Ezra Cohen, MD: When you think about it, prior to this year, there was 1 drug approved in head and neck cancer in the last 20 years. I think you’re right. I think we’ve fallen short of the advances that other malignancies have seen. Having said that, Tanguy, what is your approach to treating patients with recurrence in metastatic disease, and focus, if you don’t mind, especially on the platinum-refractory patients?
Tanguy Y. Seiwert, MD: I think when a patient fails curative intent therapy—so the patient has recurrence—or if somebody presents up front with metastatic disease, the treatment goals change. I think if somebody has a localized tumor, we will try to re-resect or to resect the tumor, if feasible. And sometimes, we’ll also try re-irradiation, which I think is, for some patients, feasible but a very toxic approach that only few patients can do.
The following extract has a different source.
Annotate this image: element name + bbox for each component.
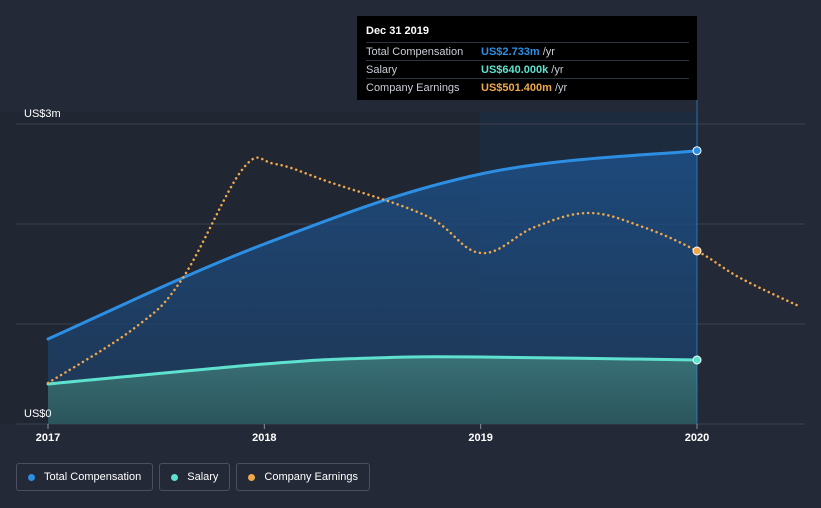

As soon as that’s no longer an option, then we talk about palliation. And as was mentioned, the life expectancy, on average, is about 1 year. Really, our treatments are not very good. If we have patients who have not been refractory to platinum, we would use the extreme regimen or, at least, double chemotherapy. So, plus/minus cetuximab. Most of the time, that’s a platinum plus 5-FU, and then you can add on the cetuximab. In the United States, a lot of us like to actually replace the 5-FU for the side effects and the inconvenience of the taxane. And there are some data emerging, and I think they’re not unreasonable, but the data actually goes for 5-FU.
In patients who fail within 6 months, so the platinum-refractory patients—and that definition is a little bit arbitrary—but by-and-large, we would say those patients are the ones who should go on to single-modality treatment. So, in the past, up until a few weeks ago, the recommendation in the United States would have been for a taxane, for methotrexate, or for cetuximab, single-agent. However, recently, we saw very exciting data on multiple studies that that patient population may actually have great benefit from immunotherapy, and I think we all were involved in this.
And so, on August the 5th in the United States, we actually saw approval of the first immunotherapy—that being pembrolizumab, a PD-1 inhibitor—for patients who are platinum-refractory. We likely will see approval on a second agent also very soon. But, I think it’s exciting. As you mentioned, for 20 years, we’ve had a single drug approved, that is cetuximab. And a lot of discussion has been had about how effective it is. But now we have an agent that really changes the paradigm, that’s a new class of treatment. And we actually are seeing amazing benefit in a subgroup of patients, where long-term benefit is something that I think we’ve never seen before.